When I first had to learn about creating healthy boundaries in my life, I recognized immediately who the takers were and why I needed to distance/protect myself.

You know at least one person who is a taker in your life, I am sure of it. These are the kind of people who always need something… attention, sympathy, comfort, drama, empathy… they come to you because they know you won’t tell them no or you won’t send them away – they know you will listen and validate enable them. They take and take and take and take and you are left feeling beaten and exhausted.  Takers drain you and they never give back.

It’s not hard to understand why you need to establish boundaries with takers in your life. When you share space with a taker, it is hard to picture your life differently. It is hard to see a situation where their needs don’t consume or control you. But man, when you manage to climb to the other side and learn how to be a different kind of “friend,” it’s amazing!

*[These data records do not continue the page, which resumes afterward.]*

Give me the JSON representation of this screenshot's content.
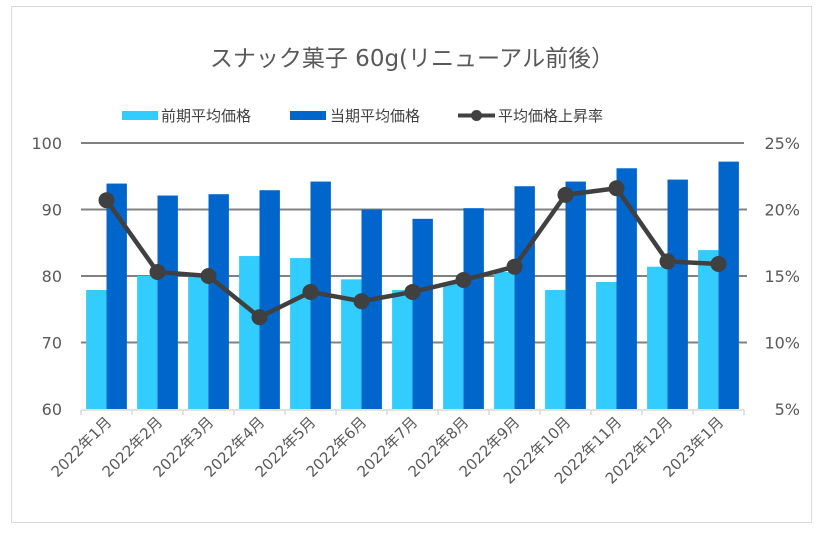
{
  "chart_data": {
    "type": "bar",
    "title": "スナック菓子 60g(リニューアル前後）",
    "categories": [
      "2022年1月",
      "2022年2月",
      "2022年3月",
      "2022年4月",
      "2022年5月",
      "2022年6月",
      "2022年7月",
      "2022年8月",
      "2022年9月",
      "2022年10月",
      "2022年11月",
      "2022年12月",
      "2023年1月"
    ],
    "series": [
      {
        "name": "前期平均価格",
        "type": "bar",
        "axis": "left",
        "color": "#33CCFF",
        "values": [
          77.9,
          80.0,
          80.0,
          83.0,
          82.7,
          79.5,
          77.9,
          78.9,
          80.6,
          77.9,
          79.1,
          81.4,
          83.9
        ]
      },
      {
        "name": "当期平均価格",
        "type": "bar",
        "axis": "left",
        "color": "#0066CC",
        "values": [
          93.9,
          92.1,
          92.3,
          92.9,
          94.2,
          90.0,
          88.6,
          90.2,
          93.5,
          94.2,
          96.2,
          94.5,
          97.2
        ]
      },
      {
        "name": "平均価格上昇率",
        "type": "line",
        "axis": "right",
        "color": "#404040",
        "values": [
          20.7,
          15.3,
          15.0,
          11.9,
          13.8,
          13.1,
          13.8,
          14.7,
          15.7,
          21.1,
          21.6,
          16.1,
          15.9
        ]
      }
    ],
    "y_left": {
      "ylim": [
        60,
        100
      ],
      "ticks": [
        60,
        70,
        80,
        90,
        100
      ],
      "tick_labels": [
        "60",
        "70",
        "80",
        "90",
        "100"
      ]
    },
    "y_right": {
      "ylim": [
        5,
        25
      ],
      "ticks": [
        5,
        10,
        15,
        20,
        25
      ],
      "tick_labels": [
        "5%",
        "10%",
        "15%",
        "20%",
        "25%"
      ]
    },
    "xlabel": "",
    "ylabel": "",
    "grid": true,
    "legend": "top"
  }
}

That being said, what who I was not prepared to have to protect myself from were the givers. Not only did I have givers in my life, but I was one. Taking it personally, I refused for a long time to even entertain the idea that givers were anything but a true blessing.

Givers are always there, even when you don’t need them to be. Constantly offering help, always has something inspirational and uplifting to say, seems to have an unlimited supply of things you might need  or secretly runs to the store and buys things the moment you casually mention them and acts like they had it all along and it was “extra” they’ve been wanting to get rid of … Givers mean well, I really think they do, but in the end, your friendship is no more real than with a taker.

Because they spend an immense amount of time trying to come up with things to give, ways to give… they end up morphing into the type of person they think is needed at any given moment. The kind of chameleon friend who spends so much time being who everyone else wants them to be, they lose their own identity.

Givers by no real fault of their own are dangerous this way because you begin to think it’s an authentic friendship. You feel because they are constantly giving, it’s because they are such a true friend. Realistically, though, it’s superficial at best.

When someone spends so much of their time giving and giving, they don’t ever leave space for anyone to return the favor. They are afraid to ever need help themselves. They don’t ever let their guard down and show what they are really feeling to allow the friendship to develop a balance.

I slowly began to inspect my relationships with the givers in my life and started to see the truth. It hurt because I thought all along I had some of the greatest, healthiest friendships with people… when in reality, I just felt that way because they were giving me what I needed, but I didn’t stop to realize they never accepted anything in return.

Beware the givers, but also if YOU are a giver yourself, take a moment to allow the walls to crumble. Let your guard down just a little. Accepting that you might need a little help some days does not disqualify you from still being an invaluable friend. Being honest and vulnerable nurtures growth and strengthens those bonds of everlasting friendship.

It might be hard, but try to identify those relationships that need a little help in your life. Takers are generally easy to spot and almost always easier to get rid of… but givers are hard to shake. Its ok to give them a chance to work on growing the friendship and maybe letting you into their world little by little… but be realistic, and if they aren’t allowing room for growth, you need to find the strength to step away.

Learn to establish a healthy give & take in your relationships. Honesty and openness, emotional support, encouragement, gifts, and acts of service are all examples of areas where one friend should not be doing all the work… healthy boundaries also bring balance… and balance brings peace.